With a shimmering voice and a sharp eye, Nanci Griffith captured life in her songs.
I don’t remember how or where I first heard of her. I don’t remember what spurred me to buy one of her CDs but I did. Somewhere. In 1989. And so, I started listening to a singer-songwriter Nanci Griffith.
I think it was probably something in her voice that caught my attention. Even now so many years later I still have trouble putting my finger exactly on what it is in her voice that I respond
to so well. But I know I’m not the only one. Critics from all over the country over the years have commented on the timbre of her voice and its clarity.
And the songs she writes are sharply observant of human characteristics, human feelings, and human failings. She is as good a songwriter as she is a singer, and that’s saying something.
She was born on July 6, 1954 in Seguin, Texas. Her father was a book publisher and singer in barbershop quartets, and her mother a real estate agent and amateur actress. She and her parents moved to Austin shortly after she was born and they split up shortly thereafter. Griffith was raised in Austin. She learned guitar and played her first gig when she was 12 at a beat coffee shop downtown.
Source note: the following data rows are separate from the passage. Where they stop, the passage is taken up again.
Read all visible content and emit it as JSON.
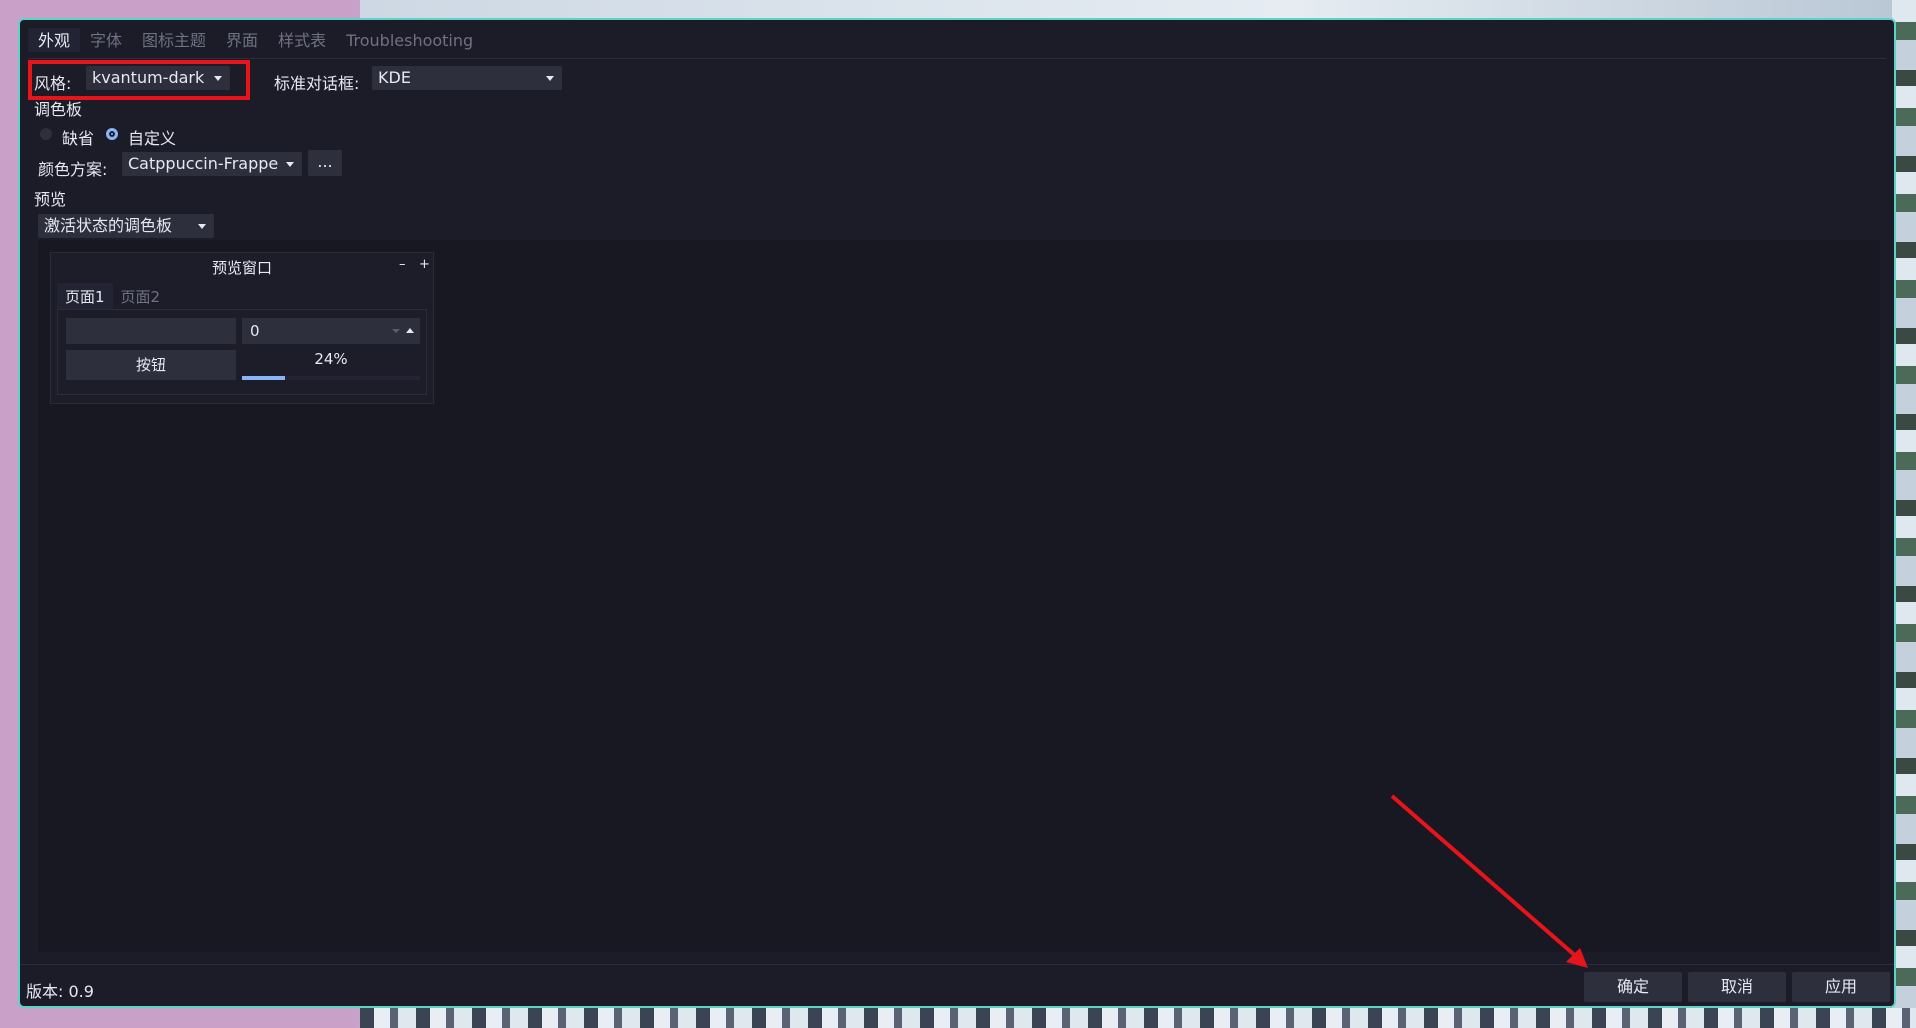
{
  "tabs": [
    {
      "label": "外观",
      "active": true
    },
    {
      "label": "字体",
      "active": false
    },
    {
      "label": "图标主题",
      "active": false
    },
    {
      "label": "界面",
      "active": false
    },
    {
      "label": "样式表",
      "active": false
    },
    {
      "label": "Troubleshooting",
      "active": false
    }
  ],
  "style": {
    "label": "风格:",
    "value": "kvantum-dark"
  },
  "dialog": {
    "label": "标准对话框:",
    "value": "KDE"
  },
  "palette": {
    "heading": "调色板",
    "default_label": "缺省",
    "custom_label": "自定义",
    "selected": "custom",
    "scheme_label": "颜色方案:",
    "scheme_value": "Catppuccin-Frappe",
    "more_button": "..."
  },
  "preview": {
    "heading": "预览",
    "palette_select": "激活状态的调色板",
    "window_title": "预览窗口",
    "min_glyph": "–",
    "max_glyph": "+",
    "tab1": "页面1",
    "tab2": "页面2",
    "spin_value": "0",
    "button_label": "按钮",
    "progress_text": "24%",
    "progress_fraction": 0.24
  },
  "footer": {
    "version": "版本: 0.9",
    "ok": "确定",
    "cancel": "取消",
    "apply": "应用"
  },
  "colors": {
    "accent": "#8ab4f8",
    "highlight_box": "#e8141c",
    "window_border": "#5ed2c6"
  }
}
While she started off resolutely as a folk singer, the line from most critics is that her style changed over the years from folk to country to pop. I’m not sure I agree with that fully—her music is clearly “country” flavored at some points, and comes very close to pop at other points depending on your definition, but there’s some quality of it that always stays rooted in folk music. I think it’s the story-like quality of her songs and how, like, say, Bob Dylan, she writes from the position of an observer.
That first album I bought of hers was called Storms. And while it’s one that the critics point to as her transition to pop, it was unlike any pop music I had ever heard at the time. The label likely comes from the instrumentation she used on that record.
One of the favorite things I ever heard her say was about how she approached being an artist and how she understands that contrary to labels, she doesn’t really plan for songs to come out the way they do. “Artists don’t choose to be artists, writers or singers,” she said in 2010. “It’s just something that you know you have to do.”
Griffith was diagnosed with breast cancer in 1996 and thyroid cancer in 1998. That was years ago. So the music world was stunned when word came on August 13 that Nancy Griffith had died in Nashville. She was 68.